Ya vestida para la ocasión, continúo escuchando atenta a nuestro ponente, quien por cierto nos tiene totalmente subyugados a su prosa. Puedo ver las calles plagadas de numerosos vendedores ambulantes ofreciendo caramelos o fruta escarchada y hasta algunos hombres, que con el afán de cortejar a sus damas, les compran todo tipo de antojos.
Me pregunto ¿qué comerían estas gentes? Entonces el escritor nos habla de posadas, de bodegones y casas de gula, donde probar los manjares típicos como una olla podrida acompañada de vino aguado, un confitura de corteza de naranja o chocolate (este último al parecer volvía locos a los madrileños de entonces quienes le atribuían vigorizantes poderes). Estoy indecisa pero la duda se resuelve cuando nos cuenta como desaparecieron las empanadas del menú. Surgió la costumbre de abrirlas y rezar un responso ante la carne que albergaban en su interior. Parece ser que el numero de ajusticiados era bastante alto y … en fin prefiero no elucubrar sobre el tema. Será mejor almorzar en una casa más apropiada a mis gustos culinarios donde sirvan el carnero de los nobles y no me den gato por liebre.
Eslava relata a través de anécdotas e ingeniosas frases, varios lugares para visitar hasta la noche donde, a partir de ese momento, el teatro ocupara nuestro tiempo. Fiel a sus narraciones voy recorriendo el Paseo del Prado, donde distinguidos caballeros intentan cortejar a sus damas en carrozas que les imprimen alto tronío. En mi imaginación, alquilo una de ellas y ordeno al chófer me lleve a alguno de los cuatro Mentideros. Al final elijo pasar por el de la Calle Postas y el de San Felipe donde poder escuchar los chismes, los dimes y diretes, rumores e incluso la marcha de la economía mundial.
Tras el de San Felipe y como la Plaza Mayor queda bastante cerca, me traslado a tan imponente lugar de la capital para ver, como ya antes leí en los libros y ahora me cuenta Eslava Galán, los ajusticiamientos, los autos de fe, alguna corrida de toros y el ir y venir de una zona tan emblemática.

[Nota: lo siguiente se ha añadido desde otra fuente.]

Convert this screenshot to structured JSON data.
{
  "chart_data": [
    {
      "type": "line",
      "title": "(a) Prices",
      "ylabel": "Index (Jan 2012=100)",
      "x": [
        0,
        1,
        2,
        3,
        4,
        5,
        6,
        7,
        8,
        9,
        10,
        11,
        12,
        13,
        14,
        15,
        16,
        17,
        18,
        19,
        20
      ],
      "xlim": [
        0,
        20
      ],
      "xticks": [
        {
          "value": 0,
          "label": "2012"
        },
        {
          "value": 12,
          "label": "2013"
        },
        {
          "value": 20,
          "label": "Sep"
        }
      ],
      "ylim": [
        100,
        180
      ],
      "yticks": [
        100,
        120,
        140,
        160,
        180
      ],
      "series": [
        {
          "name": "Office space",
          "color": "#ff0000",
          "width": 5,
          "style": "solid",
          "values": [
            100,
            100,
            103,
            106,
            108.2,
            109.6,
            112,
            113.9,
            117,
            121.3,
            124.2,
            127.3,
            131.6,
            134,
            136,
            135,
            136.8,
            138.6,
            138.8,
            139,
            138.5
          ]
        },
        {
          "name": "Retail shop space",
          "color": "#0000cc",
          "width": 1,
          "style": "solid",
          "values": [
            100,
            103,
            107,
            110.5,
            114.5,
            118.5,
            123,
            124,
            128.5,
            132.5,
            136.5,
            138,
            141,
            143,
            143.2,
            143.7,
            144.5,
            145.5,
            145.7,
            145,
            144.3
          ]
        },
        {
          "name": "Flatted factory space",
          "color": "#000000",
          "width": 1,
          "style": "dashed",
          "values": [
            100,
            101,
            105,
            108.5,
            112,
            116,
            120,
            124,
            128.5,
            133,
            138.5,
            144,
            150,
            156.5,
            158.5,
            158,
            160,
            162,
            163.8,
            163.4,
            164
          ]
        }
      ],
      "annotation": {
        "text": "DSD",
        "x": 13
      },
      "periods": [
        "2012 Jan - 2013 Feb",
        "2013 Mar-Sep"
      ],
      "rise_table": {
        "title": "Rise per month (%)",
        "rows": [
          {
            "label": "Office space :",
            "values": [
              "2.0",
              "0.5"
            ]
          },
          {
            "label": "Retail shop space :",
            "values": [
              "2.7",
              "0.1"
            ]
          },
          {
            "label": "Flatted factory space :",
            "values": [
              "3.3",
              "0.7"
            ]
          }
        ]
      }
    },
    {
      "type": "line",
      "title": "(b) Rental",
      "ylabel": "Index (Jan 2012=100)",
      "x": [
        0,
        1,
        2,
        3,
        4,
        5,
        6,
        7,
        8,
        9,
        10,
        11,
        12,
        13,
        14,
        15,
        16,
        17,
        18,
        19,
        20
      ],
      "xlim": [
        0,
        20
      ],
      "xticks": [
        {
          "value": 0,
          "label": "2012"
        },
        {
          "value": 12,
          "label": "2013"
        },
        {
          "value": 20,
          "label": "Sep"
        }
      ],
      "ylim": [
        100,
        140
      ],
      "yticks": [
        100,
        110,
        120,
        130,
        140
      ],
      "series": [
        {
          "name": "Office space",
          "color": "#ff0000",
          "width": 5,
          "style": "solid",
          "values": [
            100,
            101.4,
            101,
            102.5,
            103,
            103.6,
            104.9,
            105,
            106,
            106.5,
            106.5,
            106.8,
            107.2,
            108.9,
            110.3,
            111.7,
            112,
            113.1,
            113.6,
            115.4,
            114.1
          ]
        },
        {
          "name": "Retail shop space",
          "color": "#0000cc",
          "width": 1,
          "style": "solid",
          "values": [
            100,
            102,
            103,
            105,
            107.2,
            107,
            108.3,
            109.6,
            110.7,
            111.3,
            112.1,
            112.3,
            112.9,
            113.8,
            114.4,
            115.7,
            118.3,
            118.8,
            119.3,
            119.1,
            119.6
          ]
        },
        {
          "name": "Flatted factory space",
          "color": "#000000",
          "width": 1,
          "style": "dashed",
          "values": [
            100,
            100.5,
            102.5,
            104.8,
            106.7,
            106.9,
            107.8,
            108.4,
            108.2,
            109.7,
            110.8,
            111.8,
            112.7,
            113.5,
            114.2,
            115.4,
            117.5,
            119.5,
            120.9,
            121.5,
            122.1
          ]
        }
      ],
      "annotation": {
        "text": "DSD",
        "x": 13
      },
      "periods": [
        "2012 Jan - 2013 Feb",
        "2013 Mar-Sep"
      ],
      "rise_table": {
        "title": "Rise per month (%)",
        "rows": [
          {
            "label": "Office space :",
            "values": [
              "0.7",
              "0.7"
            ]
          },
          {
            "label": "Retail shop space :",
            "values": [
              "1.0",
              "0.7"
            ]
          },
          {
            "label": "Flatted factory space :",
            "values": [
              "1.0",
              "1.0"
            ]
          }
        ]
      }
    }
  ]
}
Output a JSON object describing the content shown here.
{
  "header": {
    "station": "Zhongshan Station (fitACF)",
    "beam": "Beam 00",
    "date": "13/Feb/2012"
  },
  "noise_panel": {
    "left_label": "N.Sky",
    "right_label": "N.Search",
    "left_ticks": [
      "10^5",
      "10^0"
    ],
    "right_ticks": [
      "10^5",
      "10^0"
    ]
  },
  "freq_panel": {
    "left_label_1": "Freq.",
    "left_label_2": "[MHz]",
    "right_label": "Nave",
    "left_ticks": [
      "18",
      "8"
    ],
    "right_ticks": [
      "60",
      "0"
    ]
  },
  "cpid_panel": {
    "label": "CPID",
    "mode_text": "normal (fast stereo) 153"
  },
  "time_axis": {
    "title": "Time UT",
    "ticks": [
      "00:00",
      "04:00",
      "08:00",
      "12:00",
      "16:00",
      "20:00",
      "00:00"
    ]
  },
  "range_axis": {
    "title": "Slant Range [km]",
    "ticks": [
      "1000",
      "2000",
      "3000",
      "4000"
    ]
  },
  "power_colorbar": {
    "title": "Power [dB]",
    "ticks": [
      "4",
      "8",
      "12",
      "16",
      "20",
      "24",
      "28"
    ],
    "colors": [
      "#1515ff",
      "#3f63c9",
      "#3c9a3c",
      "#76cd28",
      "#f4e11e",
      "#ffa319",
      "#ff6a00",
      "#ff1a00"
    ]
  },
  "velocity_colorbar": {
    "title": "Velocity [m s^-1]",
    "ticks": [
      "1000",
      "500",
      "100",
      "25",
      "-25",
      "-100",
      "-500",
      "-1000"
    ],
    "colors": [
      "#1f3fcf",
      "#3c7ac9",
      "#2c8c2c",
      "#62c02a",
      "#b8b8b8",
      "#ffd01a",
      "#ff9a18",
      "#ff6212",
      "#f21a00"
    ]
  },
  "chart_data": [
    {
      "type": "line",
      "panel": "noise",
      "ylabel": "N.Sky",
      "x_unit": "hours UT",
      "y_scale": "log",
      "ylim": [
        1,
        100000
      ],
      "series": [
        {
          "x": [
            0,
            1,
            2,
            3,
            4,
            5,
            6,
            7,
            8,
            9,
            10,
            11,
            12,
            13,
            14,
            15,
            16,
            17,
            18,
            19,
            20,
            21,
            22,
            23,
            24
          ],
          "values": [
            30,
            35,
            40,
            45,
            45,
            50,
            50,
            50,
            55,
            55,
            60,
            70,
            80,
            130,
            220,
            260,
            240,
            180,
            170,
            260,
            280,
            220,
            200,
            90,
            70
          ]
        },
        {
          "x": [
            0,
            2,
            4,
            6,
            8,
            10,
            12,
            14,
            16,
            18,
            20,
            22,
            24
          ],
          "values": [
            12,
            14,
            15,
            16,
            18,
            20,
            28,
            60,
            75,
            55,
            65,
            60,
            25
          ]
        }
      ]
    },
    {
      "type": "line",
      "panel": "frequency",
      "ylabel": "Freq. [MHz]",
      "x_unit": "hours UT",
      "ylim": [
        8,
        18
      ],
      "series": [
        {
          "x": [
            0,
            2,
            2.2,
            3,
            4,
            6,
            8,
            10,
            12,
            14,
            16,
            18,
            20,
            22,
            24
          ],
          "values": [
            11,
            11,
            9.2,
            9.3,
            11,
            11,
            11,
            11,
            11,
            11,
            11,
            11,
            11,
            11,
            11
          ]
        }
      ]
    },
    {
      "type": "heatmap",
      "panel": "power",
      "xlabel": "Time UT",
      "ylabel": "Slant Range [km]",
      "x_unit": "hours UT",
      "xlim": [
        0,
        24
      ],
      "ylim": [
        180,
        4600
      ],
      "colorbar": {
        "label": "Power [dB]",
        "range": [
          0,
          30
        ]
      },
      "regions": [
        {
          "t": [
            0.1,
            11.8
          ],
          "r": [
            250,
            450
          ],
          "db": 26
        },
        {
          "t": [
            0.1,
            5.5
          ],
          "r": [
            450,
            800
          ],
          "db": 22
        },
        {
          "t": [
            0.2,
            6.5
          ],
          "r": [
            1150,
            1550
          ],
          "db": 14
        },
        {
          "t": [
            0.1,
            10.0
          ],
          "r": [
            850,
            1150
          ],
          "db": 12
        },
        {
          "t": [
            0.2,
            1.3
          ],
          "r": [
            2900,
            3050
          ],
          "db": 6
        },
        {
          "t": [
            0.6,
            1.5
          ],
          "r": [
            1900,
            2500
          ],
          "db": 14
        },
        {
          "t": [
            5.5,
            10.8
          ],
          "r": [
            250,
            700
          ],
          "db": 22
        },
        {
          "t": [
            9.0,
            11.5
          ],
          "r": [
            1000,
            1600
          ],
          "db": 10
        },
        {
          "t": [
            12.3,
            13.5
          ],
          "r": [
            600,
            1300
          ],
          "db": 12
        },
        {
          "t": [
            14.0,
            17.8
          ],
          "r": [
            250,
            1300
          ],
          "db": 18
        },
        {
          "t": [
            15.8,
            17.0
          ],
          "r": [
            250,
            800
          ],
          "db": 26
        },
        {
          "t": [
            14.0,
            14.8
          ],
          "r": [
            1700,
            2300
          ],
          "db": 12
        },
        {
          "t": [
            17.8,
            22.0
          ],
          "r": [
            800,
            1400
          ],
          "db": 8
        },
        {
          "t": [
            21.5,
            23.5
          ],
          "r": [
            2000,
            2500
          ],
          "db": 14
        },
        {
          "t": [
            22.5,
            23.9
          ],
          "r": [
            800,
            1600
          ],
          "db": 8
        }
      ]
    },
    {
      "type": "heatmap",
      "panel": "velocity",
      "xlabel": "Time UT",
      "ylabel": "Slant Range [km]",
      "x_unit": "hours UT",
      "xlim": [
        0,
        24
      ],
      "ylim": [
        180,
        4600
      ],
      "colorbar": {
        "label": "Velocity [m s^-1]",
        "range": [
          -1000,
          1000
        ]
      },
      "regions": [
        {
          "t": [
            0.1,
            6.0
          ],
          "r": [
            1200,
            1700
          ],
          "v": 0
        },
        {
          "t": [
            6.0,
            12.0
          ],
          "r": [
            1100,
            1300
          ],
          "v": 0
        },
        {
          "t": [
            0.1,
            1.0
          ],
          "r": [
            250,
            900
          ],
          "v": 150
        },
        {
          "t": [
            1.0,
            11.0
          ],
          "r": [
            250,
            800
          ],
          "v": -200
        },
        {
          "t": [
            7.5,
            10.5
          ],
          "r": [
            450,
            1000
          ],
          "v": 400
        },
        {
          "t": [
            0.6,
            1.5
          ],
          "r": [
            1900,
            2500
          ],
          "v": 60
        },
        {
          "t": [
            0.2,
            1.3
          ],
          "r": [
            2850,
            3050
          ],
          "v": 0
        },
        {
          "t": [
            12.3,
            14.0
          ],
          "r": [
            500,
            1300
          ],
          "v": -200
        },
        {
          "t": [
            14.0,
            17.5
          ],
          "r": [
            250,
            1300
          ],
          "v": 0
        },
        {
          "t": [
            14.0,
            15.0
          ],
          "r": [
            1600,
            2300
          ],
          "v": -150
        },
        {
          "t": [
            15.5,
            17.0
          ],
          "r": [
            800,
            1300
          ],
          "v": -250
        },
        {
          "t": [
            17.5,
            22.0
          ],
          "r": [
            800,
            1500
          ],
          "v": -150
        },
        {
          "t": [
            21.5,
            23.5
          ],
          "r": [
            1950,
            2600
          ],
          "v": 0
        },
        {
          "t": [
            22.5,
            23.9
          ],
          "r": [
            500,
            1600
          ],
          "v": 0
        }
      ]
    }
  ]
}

El viaje va tocando a su fin, pero no nos podemos marchar del siglo XVII sin acudir al teatro. Acompañada por la voz de Juan, monto de nuevo en la carroza y nos dirigimos al Corral de la Pacheca, luego llamado del Príncipe y ahora Teatro Español, aunque dudo si también ir al de la Cruz. Nuestro Cervantes, Lope de Vega, Quevedo, Góngora o Calderón se dejan ver por allí, unos a través de sus obras, otros en persona. De repente, ¡sorpresa! En el último momento deben sustituir a la actriz principal, una tal Calderona, porque el mismísimo rey la requiere para no se que asuntos de vital importancia. En fin, si no puedo verla, regresaré de nuevo a la máquina del tiempo.
Otra vez estoy en la Casa de la villa del Madrid actual, donde me doy cuenta que llevo sentada más de una hora, que el tiempo ha volado y que ojalá, pronto pueda volver a escuchar una conferencia tan magnífica.